こちらの記事は、セキュリティ専門家の松野によるニュース解説ラジオ「今日の10分セキュリティラジオ」の放送内容を文字に起こしご紹介しています。
社会医療法人財団慈泉会相澤病院は3月29日、退職した元職員による患者の個人情報等の不正取得について発表した。(記事はこちら)
【お届けするニュースはサイバーセキュリティ専門ニュースサイト「ScanNetSecurity」の提供でお送りしています。】退職者が内部情報を持ち出して、不正に利用したということです。退職者に対するセキュリティリスクや、性善説に基づくセキュリティ対策の課題について説明します。
今回のインシデントでは、同院を退職した元職員が退職後に、通院治療中の患者に対して他の医療機関での治療を勧誘する事案が発生しました。原因として、職員が後輩職員に対し、業務マニュアルが⾒たいと⾔って業務⽤のフォルダに保存してあったデータをコピーして持ち去ったことが挙げられています。
対策として、同院では対象となる患者に、個別に漏えいしたデータの内容を記載した書⾯を発送し、通知を行っています。また、本件事案の重⼤性を鑑み、個⼈情報保護委員会に報告を行っており、警察署に事件相談と同署に告訴状を提出しています。再発防止策として、同院では今後、全職員に対し個⼈情報が含まれたデータ等を厳格に取り扱うことを周知徹底するとともに、これまで実施していた個⼈情報保護に関する研修や管理体制についても再点検や⾒直しをするということです。
退職者に対するセキュリティ対策として、退職が決定した時点で、本人に割り当てられている権限を段階的に制限していくことや、情報を持ち出した際の罰則を定義して、本人に通知することが挙げられます。
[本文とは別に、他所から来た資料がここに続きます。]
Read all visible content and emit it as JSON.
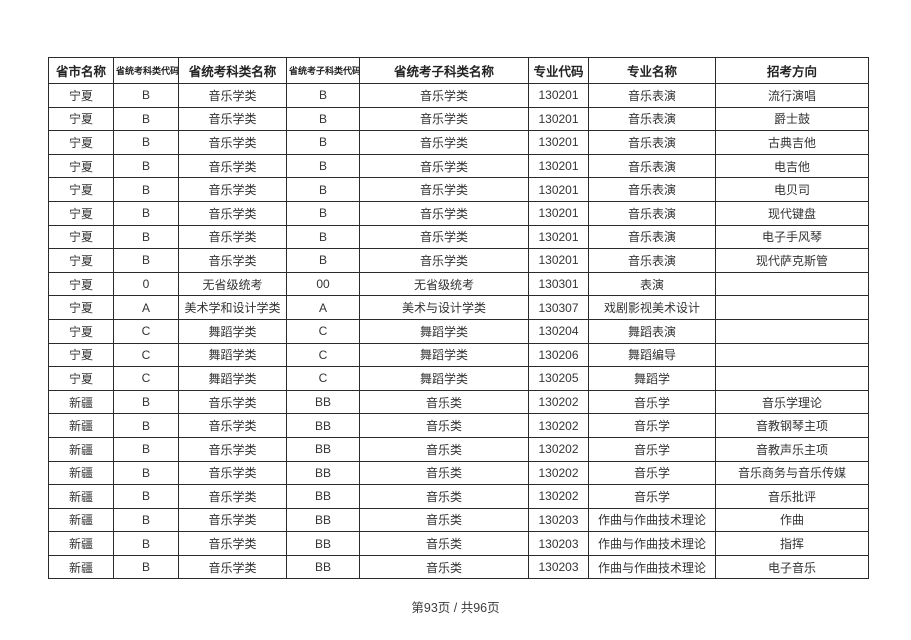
{
  "table": {
    "columns": [
      {
        "label": "省市名称",
        "small": false
      },
      {
        "label": "省统考科类代码",
        "small": true
      },
      {
        "label": "省统考科类名称",
        "small": false
      },
      {
        "label": "省统考子科类代码",
        "small": true
      },
      {
        "label": "省统考子科类名称",
        "small": false
      },
      {
        "label": "专业代码",
        "small": false
      },
      {
        "label": "专业名称",
        "small": false
      },
      {
        "label": "招考方向",
        "small": false
      }
    ],
    "rows": [
      [
        "宁夏",
        "B",
        "音乐学类",
        "B",
        "音乐学类",
        "130201",
        "音乐表演",
        "流行演唱"
      ],
      [
        "宁夏",
        "B",
        "音乐学类",
        "B",
        "音乐学类",
        "130201",
        "音乐表演",
        "爵士鼓"
      ],
      [
        "宁夏",
        "B",
        "音乐学类",
        "B",
        "音乐学类",
        "130201",
        "音乐表演",
        "古典吉他"
      ],
      [
        "宁夏",
        "B",
        "音乐学类",
        "B",
        "音乐学类",
        "130201",
        "音乐表演",
        "电吉他"
      ],
      [
        "宁夏",
        "B",
        "音乐学类",
        "B",
        "音乐学类",
        "130201",
        "音乐表演",
        "电贝司"
      ],
      [
        "宁夏",
        "B",
        "音乐学类",
        "B",
        "音乐学类",
        "130201",
        "音乐表演",
        "现代键盘"
      ],
      [
        "宁夏",
        "B",
        "音乐学类",
        "B",
        "音乐学类",
        "130201",
        "音乐表演",
        "电子手风琴"
      ],
      [
        "宁夏",
        "B",
        "音乐学类",
        "B",
        "音乐学类",
        "130201",
        "音乐表演",
        "现代萨克斯管"
      ],
      [
        "宁夏",
        "0",
        "无省级统考",
        "00",
        "无省级统考",
        "130301",
        "表演",
        ""
      ],
      [
        "宁夏",
        "A",
        "美术学和设计学类",
        "A",
        "美术与设计学类",
        "130307",
        "戏剧影视美术设计",
        ""
      ],
      [
        "宁夏",
        "C",
        "舞蹈学类",
        "C",
        "舞蹈学类",
        "130204",
        "舞蹈表演",
        ""
      ],
      [
        "宁夏",
        "C",
        "舞蹈学类",
        "C",
        "舞蹈学类",
        "130206",
        "舞蹈编导",
        ""
      ],
      [
        "宁夏",
        "C",
        "舞蹈学类",
        "C",
        "舞蹈学类",
        "130205",
        "舞蹈学",
        ""
      ],
      [
        "新疆",
        "B",
        "音乐学类",
        "BB",
        "音乐类",
        "130202",
        "音乐学",
        "音乐学理论"
      ],
      [
        "新疆",
        "B",
        "音乐学类",
        "BB",
        "音乐类",
        "130202",
        "音乐学",
        "音教钢琴主项"
      ],
      [
        "新疆",
        "B",
        "音乐学类",
        "BB",
        "音乐类",
        "130202",
        "音乐学",
        "音教声乐主项"
      ],
      [
        "新疆",
        "B",
        "音乐学类",
        "BB",
        "音乐类",
        "130202",
        "音乐学",
        "音乐商务与音乐传媒"
      ],
      [
        "新疆",
        "B",
        "音乐学类",
        "BB",
        "音乐类",
        "130202",
        "音乐学",
        "音乐批评"
      ],
      [
        "新疆",
        "B",
        "音乐学类",
        "BB",
        "音乐类",
        "130203",
        "作曲与作曲技术理论",
        "作曲"
      ],
      [
        "新疆",
        "B",
        "音乐学类",
        "BB",
        "音乐类",
        "130203",
        "作曲与作曲技术理论",
        "指挥"
      ],
      [
        "新疆",
        "B",
        "音乐学类",
        "BB",
        "音乐类",
        "130203",
        "作曲与作曲技术理论",
        "电子音乐"
      ]
    ]
  },
  "footer": {
    "page_text": "第93页 / 共96页"
  }
}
例えば、Aさんが残念ながら会社を解雇されたとします。言い渡されたその日はショックのあまり、何も手につかないかもしれませんが、退職後の生活を考えて、Aさん自身が手に入れられる価値のありそうな情報は持ち出そうと思ってしまうかもしれません。結果として、Aさんによる情報の持ち出しは、我々企業にとって情報漏洩となってしまいます。
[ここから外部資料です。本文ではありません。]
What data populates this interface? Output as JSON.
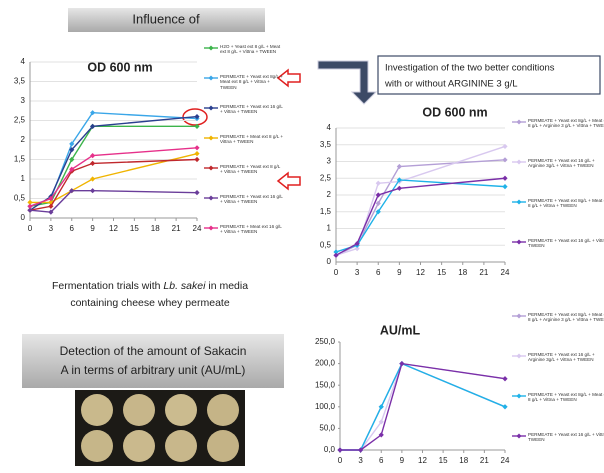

退職者による情報漏洩を防ぐために、本人に割り当てられている権限を段階的に制限していくことが必要です。具体的には、社内システムやクラウドサービスへのアクセス権限、パソコンや外部記憶媒体の持ち出しや使用制限、執務室への入室制限を適切なタイミングで行うことが必要です。また、社内規程や退職時の誓約書を用いて、情報を持ち出した際の罰則を本人に通知することで、情報漏洩に対する抑止とすることも有効です。
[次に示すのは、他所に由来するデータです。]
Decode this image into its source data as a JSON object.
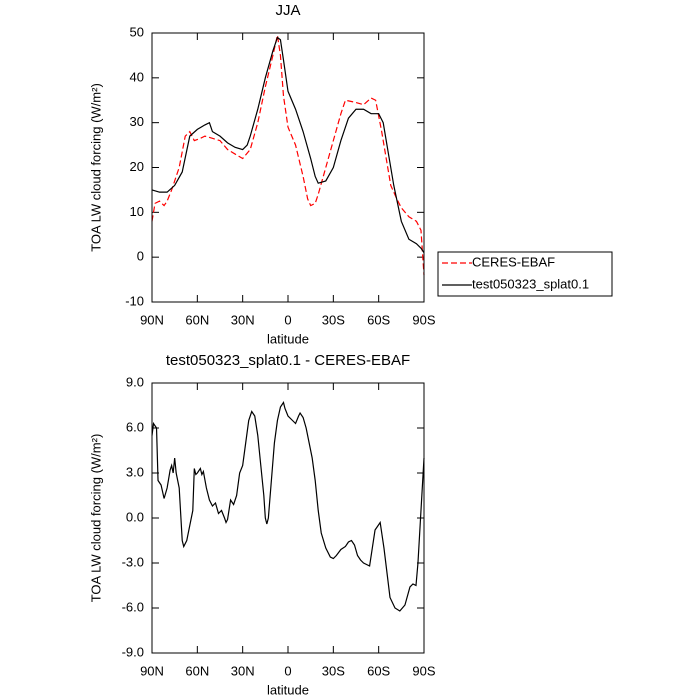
{
  "chart_data": [
    {
      "type": "line",
      "title": "JJA",
      "xlabel": "latitude",
      "ylabel": "TOA LW cloud forcing (W/m²)",
      "xlim": [
        90,
        -90
      ],
      "xticks": [
        {
          "value": 90,
          "label": "90N"
        },
        {
          "value": 60,
          "label": "60N"
        },
        {
          "value": 30,
          "label": "30N"
        },
        0,
        {
          "value": -30,
          "label": "30S"
        },
        {
          "value": -60,
          "label": "60S"
        },
        {
          "value": -90,
          "label": "90S"
        }
      ],
      "ylim": [
        -10,
        50
      ],
      "yticks": [
        50,
        40,
        30,
        20,
        10,
        0,
        -10
      ],
      "legend": "right",
      "series": [
        {
          "name": "CERES-EBAF",
          "color": "#ff0000",
          "linestyle": "dashed",
          "x": [
            90,
            88,
            85,
            82,
            80,
            77,
            72,
            68,
            65,
            62,
            58,
            55,
            50,
            45,
            40,
            35,
            30,
            25,
            20,
            15,
            10,
            7,
            5,
            3,
            0,
            -5,
            -10,
            -13,
            -15,
            -18,
            -20,
            -25,
            -30,
            -35,
            -38,
            -45,
            -50,
            -55,
            -58,
            -62,
            -65,
            -68,
            -72,
            -75,
            -80,
            -85,
            -88,
            -90
          ],
          "values": [
            8,
            12,
            12.5,
            11.5,
            12.5,
            15,
            20,
            27,
            28,
            26,
            26.5,
            27,
            26.5,
            26,
            24,
            23,
            22,
            24,
            30,
            38,
            45,
            49.5,
            45,
            36,
            29,
            25,
            18,
            13,
            11.5,
            12,
            14,
            20,
            26,
            32,
            35,
            34.5,
            34,
            35.5,
            35,
            28,
            22,
            16,
            13,
            11,
            9,
            8,
            6,
            -4
          ]
        },
        {
          "name": "test050323_splat0.1",
          "color": "#000000",
          "linestyle": "solid",
          "x": [
            90,
            85,
            80,
            75,
            70,
            65,
            60,
            55,
            52,
            50,
            45,
            40,
            35,
            30,
            27,
            25,
            20,
            15,
            10,
            7,
            5,
            3,
            0,
            -5,
            -10,
            -15,
            -18,
            -20,
            -25,
            -30,
            -35,
            -40,
            -45,
            -50,
            -55,
            -60,
            -63,
            -65,
            -70,
            -75,
            -80,
            -85,
            -88,
            -90
          ],
          "values": [
            15,
            14.5,
            14.5,
            16,
            19,
            27,
            28.5,
            29.5,
            30,
            28,
            27,
            25.5,
            24.5,
            24,
            25,
            27,
            33,
            40,
            46,
            49,
            48.5,
            44,
            37,
            33,
            28,
            22,
            18,
            16.5,
            17,
            20,
            26,
            31,
            33,
            33,
            32,
            32,
            30,
            26,
            16,
            8,
            4,
            3,
            2,
            1
          ]
        }
      ]
    },
    {
      "type": "line",
      "title": "test050323_splat0.1 - CERES-EBAF",
      "xlabel": "latitude",
      "ylabel": "TOA LW cloud forcing (W/m²)",
      "xlim": [
        90,
        -90
      ],
      "xticks": [
        {
          "value": 90,
          "label": "90N"
        },
        {
          "value": 60,
          "label": "60N"
        },
        {
          "value": 30,
          "label": "30N"
        },
        0,
        {
          "value": -30,
          "label": "30S"
        },
        {
          "value": -60,
          "label": "60S"
        },
        {
          "value": -90,
          "label": "90S"
        }
      ],
      "ylim": [
        -9,
        9
      ],
      "yticks": [
        {
          "value": 9,
          "label": "9.0"
        },
        {
          "value": 6,
          "label": "6.0"
        },
        {
          "value": 3,
          "label": "3.0"
        },
        {
          "value": 0,
          "label": "0.0"
        },
        {
          "value": -3,
          "label": "-3.0"
        },
        {
          "value": -6,
          "label": "-6.0"
        },
        {
          "value": -9,
          "label": "-9.0"
        }
      ],
      "color": "#000000",
      "x": [
        90,
        89,
        87,
        86,
        84,
        82,
        80,
        78,
        77,
        76,
        75,
        74,
        72,
        70,
        69,
        67,
        65,
        63,
        62,
        61,
        60,
        58,
        57,
        56,
        54,
        52,
        50,
        48,
        46,
        44,
        42,
        41,
        40,
        38,
        36,
        34,
        32,
        30,
        28,
        26,
        24,
        22,
        20,
        18,
        16,
        15,
        14,
        13,
        11,
        9,
        7,
        5,
        3,
        2,
        0,
        -3,
        -5,
        -7,
        -8,
        -10,
        -12,
        -14,
        -16,
        -18,
        -20,
        -22,
        -25,
        -28,
        -30,
        -32,
        -35,
        -38,
        -40,
        -42,
        -44,
        -46,
        -48,
        -50,
        -54,
        -57.6,
        -61,
        -63.5,
        -67.5,
        -70.8,
        -74,
        -77.4,
        -80.7,
        -82.7,
        -84.7,
        -86,
        -88,
        -90
      ],
      "values": [
        5.5,
        6.3,
        6,
        2.5,
        2.2,
        1.3,
        2,
        3.2,
        3.5,
        3,
        4,
        3,
        2,
        -1.5,
        -1.9,
        -1.5,
        -0.5,
        0.5,
        3.3,
        2.9,
        3,
        3.3,
        2.9,
        3.1,
        2,
        1.2,
        0.8,
        1,
        0.3,
        0.5,
        0,
        -0.3,
        -0.1,
        1.2,
        0.9,
        1.5,
        3,
        3.5,
        5,
        6.5,
        7.1,
        6.8,
        5.5,
        3.5,
        1.5,
        0,
        -0.4,
        0,
        2.5,
        5,
        6.5,
        7.4,
        7.7,
        7.3,
        6.8,
        6.5,
        6.3,
        6.8,
        7,
        6.7,
        6,
        5,
        4,
        2.5,
        0.5,
        -1,
        -2,
        -2.6,
        -2.7,
        -2.5,
        -2.1,
        -1.9,
        -1.6,
        -1.5,
        -1.8,
        -2.5,
        -2.8,
        -3,
        -3.2,
        -0.8,
        -0.3,
        -2,
        -5.3,
        -6,
        -6.2,
        -5.8,
        -4.6,
        -4.4,
        -4.5,
        -3,
        0.5,
        4
      ]
    }
  ]
}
性善説に基づいたセキュリティ対策の課題として、その前提が崩れた際に安全性が担保できないことが考えられます。対策として、性悪説を鑑みたセキュリティ対策を検討することが挙げられます。
例えば、Aさんにオフィスのカードキーを渡した事により、Aさんがいつでもオフィスに出社してくれて、来客や電話の対応をしてくれているとします。そのような状況が、企業にとって効率が良い一方で、Aさんがもし、悪意を持ってカードキーを使えば、誰もいないオフィスで何をしても会社側が把握することはできません。そのために、執務室には監視カメラが設置されているわけです。
この、Aさんにカードキーを渡している状況が性善説に基づいた判断であり、監視カメラを設置している対応が性悪説に基づいた判断です。
人間の本質は善であるという性善説は、日本において多く受け入れられている価値観ですが、セキュリティリスクの観点からは不足していると言わざるを得ません。
一定の性悪説をセキュリティ対策に取り入れることで、適切に安全性を担保することができます。ただし、性悪説を過度に取り入れた場合、著しく生産性の低下や対象者の負荷が上がることも考えられますので、守るべき情報資産の価値を鑑みたうえで十分に検討することが必要です。
今回は、退職者に対するセキュリティリスクや、性善説に基づくセキュリティ対策の課題についてお届けしました。